-WconfオプションでScalaコンパイラの警告を抑制する

Scala 2.13.2で-Wconfというオプションが追加されており、コンパイラが出力する警告を細かくカスタマイズすることができるようになっています。このオプションはScala 2.12系にもバックポートされており、Scala 2.12.13で利用可能です。

www.scala-lang.org

たとえばScalaコンパイラ-deprecationオプションを指定すると非推奨のAPIの使用に対して警告を出力しますが、build.sbtに以下のような設定を追加することで、自動生成されたコードに対しては警告を出力しないようにできます。

scalacOptions := Seq(
  "-deprecation",
  "-Wconf:cat=deprecation&src=src_managed/.*:s"
)

指定方法は-Wconf:<filters>:<action>,<filters>:<action>,...という感じで、フィルタ部分で対象の警告を指定、アクションでその警告をどう扱うかを指定します。

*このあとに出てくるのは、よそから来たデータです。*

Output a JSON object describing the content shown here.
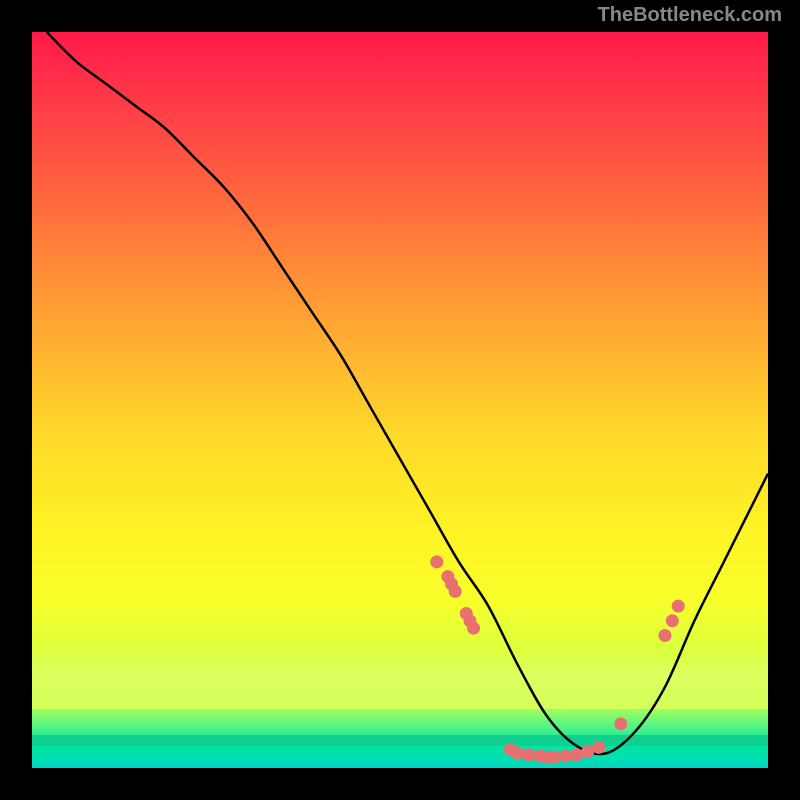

フィルタでは対象の警告を以下のような条件で指定可能です。条件は&区切りで複数指定可能です。また、deprecationの警告に関してはoriginsinceというオプションを使用してさらに細かく対象を絞り込むこともできます。

  • any すべての警告
  • cat=deprecation 警告のカテゴリを指定
  • msg=regex メッセージを正規表現で指定
  • site=my\.package\..* 対象クラスを正規表現で指定
  • src=src_managed/.* 対象ソースファイルを正規表現で指定

アクションではその警告をどう扱うかを指定します。warningとinfoはwarning-summary / ws もしくは info-summary / is と指定することでまとめて表示することもできます。

  • error / e エラーとして報告
  • warning / w 警告として報告(デフォルト)
  • info / i 警告としてはカウントせずに報告
  • silent / s 警告として報告しない

GitBucketで未使用のインポートに警告を出すようにしてみたところ、Twirlが自動的にインポートするクラスとSlickのモデルクラスで必要なインポートが警告になってしまうので以下のような感じの設定を追加してみました。

scalacOptions := Seq(
  "-Wunused:imports",
  "-Wconf:cat=unused&src=twirl/.*:s,cat=unused&src=scala/gitbucket/core/model/[^/]+\\.scala:s"
)

また、-Wconfオプションだけでなく、コード中で @nowarn アノテーションを付与することで警告を抑制することもできるようです。

これまで自動生成コードなどで警告が出すぎてしまうのでコンパイラのlintオプションを有効にするのを躊躇っていた部分もあるのですが、このオプションで不要な警告を抑制できるのでコンパイラによるチェックを積極的に活用できるようになりそうです。